Given those competitive advantages, mPower is focusing first on the booming space industry, especially the growing market for small, low earth orbit satellites.
“There are big opportunities there for us with constellations of hundreds, thousands and even tens of thousands of small sats being prepared for launch,” Hell said. “We’re getting tremendous interest in that market. We’re in the process of testing and evaluating our technology with major aerospace companies.”
Those opportunities were particularly attractive to the angel and institutional investors who contributed to the company’s Series A round of investment in October. That includes participation by Santa Fe-based Sun Mountain Capital.
“Given all that’s happening with small satellites, mPower’s technology offers real advantages,” said Sun Mountain partner Lee Rand. “It’s a long procurement cycle that begins with design work to match the solar technology with targeted satellites, so it could be a number of years before mPower’s technology is flying in space. But once they enter into satellite design contracts and start generating revenue, they’ll grow from there.”
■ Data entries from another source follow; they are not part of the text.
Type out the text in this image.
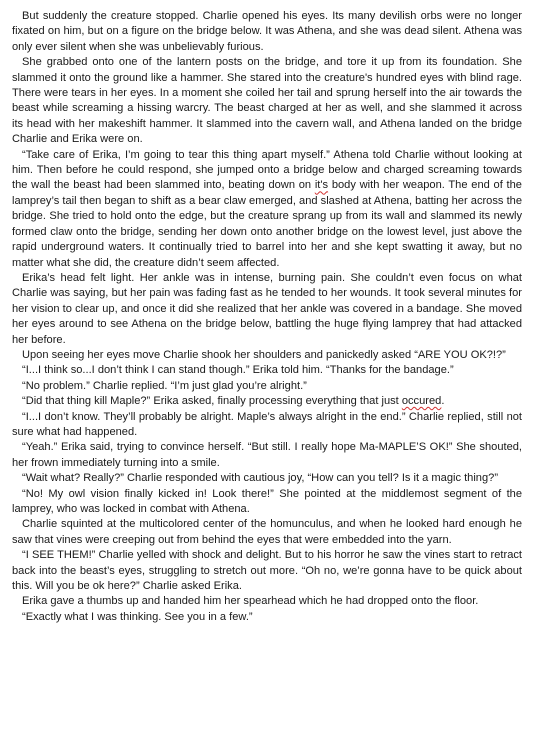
But suddenly the creature stopped. Charlie opened his eyes. Its many devilish orbs were no longer fixated on him, but on a figure on the bridge below. It was Athena, and she was dead silent. Athena was only ever silent when she was unbelievably furious.

She grabbed onto one of the lantern posts on the bridge, and tore it up from its foundation. She slammed it onto the ground like a hammer. She stared into the creature's hundred eyes with blind rage. There were tears in her eyes. In a moment she coiled her tail and sprung herself into the air towards the beast while screaming a hissing warcry. The beast charged at her as well, and she slammed it across its head with her makeshift hammer. It slammed into the cavern wall, and Athena landed on the bridge Charlie and Erika were on.

“Take care of Erika, I’m going to tear this thing apart myself.” Athena told Charlie without looking at him. Then before he could respond, she jumped onto a bridge below and charged screaming towards the wall the beast had been slammed into, beating down on it's body with her weapon. The end of the lamprey’s tail then began to shift as a bear claw emerged, and slashed at Athena, batting her across the bridge. She tried to hold onto the edge, but the creature sprang up from its wall and slammed its newly formed claw onto the bridge, sending her down onto another bridge on the lowest level, just above the rapid underground waters. It continually tried to barrel into her and she kept swatting it away, but no matter what she did, the creature didn’t seem affected.

Erika’s head felt light. Her ankle was in intense, burning pain. She couldn’t even focus on what Charlie was saying, but her pain was fading fast as he tended to her wounds. It took several minutes for her vision to clear up, and once it did she realized that her ankle was covered in a bandage. She moved her eyes around to see Athena on the bridge below, battling the huge flying lamprey that had attacked her before.

Upon seeing her eyes move Charlie shook her shoulders and panickedly asked “ARE YOU OK?!?”

“I...I think so...I don’t think I can stand though.” Erika told him. “Thanks for the bandage.”

“No problem.” Charlie replied. “I’m just glad you’re alright.”

“Did that thing kill Maple?” Erika asked, finally processing everything that just occured.

“I...I don’t know. They’ll probably be alright. Maple’s always alright in the end.” Charlie replied, still not sure what had happened.

“Yeah.” Erika said, trying to convince herself. “But still. I really hope Ma-MAPLE’S OK!” She shouted, her frown immediately turning into a smile.

“Wait what? Really?” Charlie responded with cautious joy, “How can you tell? Is it a magic thing?”

“No! My owl vision finally kicked in! Look there!” She pointed at the middlemost segment of the lamprey, who was locked in combat with Athena.

Charlie squinted at the multicolored center of the homunculus, and when he looked hard enough he saw that vines were creeping out from behind the eyes that were embedded into the yarn.

“I SEE THEM!” Charlie yelled with shock and delight. But to his horror he saw the vines start to retract back into the beast’s eyes, struggling to stretch out more. “Oh no, we’re gonna have to be quick about this. Will you be ok here?” Charlie asked Erika.

Erika gave a thumbs up and handed him her spearhead which he had dropped onto the floor.

“Exactly what I was thinking. See you in a few.”
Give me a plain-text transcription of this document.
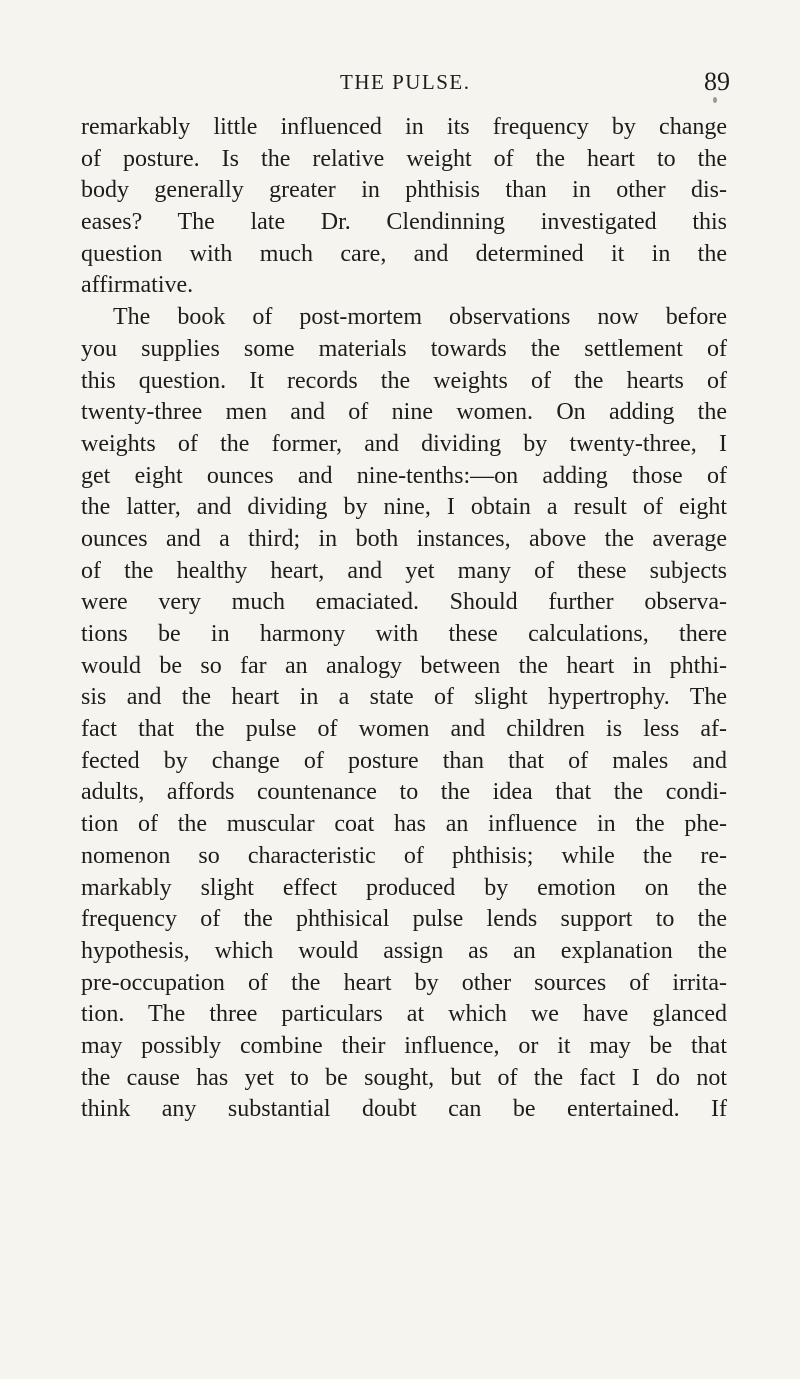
THE PULSE.	89
remarkably little influenced in its frequency by change
of posture. Is the relative weight of the heart to the
body generally greater in phthisis than in other dis-
eases? The late Dr. Clendinning investigated this
question with much care, and determined it in the
affirmative.
The book of post-mortem observations now before
you supplies some materials towards the settlement of
this question. It records the weights of the hearts of
twenty-three men and of nine women. On adding the
weights of the former, and dividing by twenty-three, I
get eight ounces and nine-tenths:—on adding those of
the latter, and dividing by nine, I obtain a result of eight
ounces and a third; in both instances, above the average
of the healthy heart, and yet many of these subjects
were very much emaciated. Should further observa-
tions be in harmony with these calculations, there
would be so far an analogy between the heart in phthi-
sis and the heart in a state of slight hypertrophy. The
fact that the pulse of women and children is less af-
fected by change of posture than that of males and
adults, affords countenance to the idea that the condi-
tion of the muscular coat has an influence in the phe-
nomenon so characteristic of phthisis; while the re-
markably slight effect produced by emotion on the
frequency of the phthisical pulse lends support to the
hypothesis, which would assign as an explanation the
pre-occupation of the heart by other sources of irrita-
tion. The three particulars at which we have glanced
may possibly combine their influence, or it may be that
the cause has yet to be sought, but of the fact I do not
think any substantial doubt can be entertained. If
The extensive work done by Sandia to develop the foundational technology will help attract industry interest, Rand added.
“It’s incredible technology with a lot of investment from the lab,” Rand said. “It’s very mature technology, which is what attracted us as investors.”
The Army grant will also help mPower build terrestrial markets, said Chief Technology Officer Murat Okandan, a former Sandia electrical engineer who founded mPower in 2015 after working with the lab team that created the original micro cell technology.
“Given the benefits of our technology, it’s a good fit for the portable power market,” Okandan said. “Under the (Army) grant, we’ll build early prototypes and then test and prove them to get to the point where we can scale up to a finished product for sale. It’s a dual-market approach that includes Department of Defense applications for remote power that’s easily transportable, and then commercial use for things like outdoors stuff or on-site power in agriculture or mining operations.”
Other eventual applications could include rooftop solar and powering devices and sensors.
“It’s perfect for harvesting ambient energy,” Okandan said. “It could be used for sensors that need a curved form or other applications where you need to wrap it around something.”
The company is based at the Bioscience Center in Uptown Albuquerque with offices as well in San Diego, which is a major hub for the aerospace industry. It currently has 12 full-time and contract employees.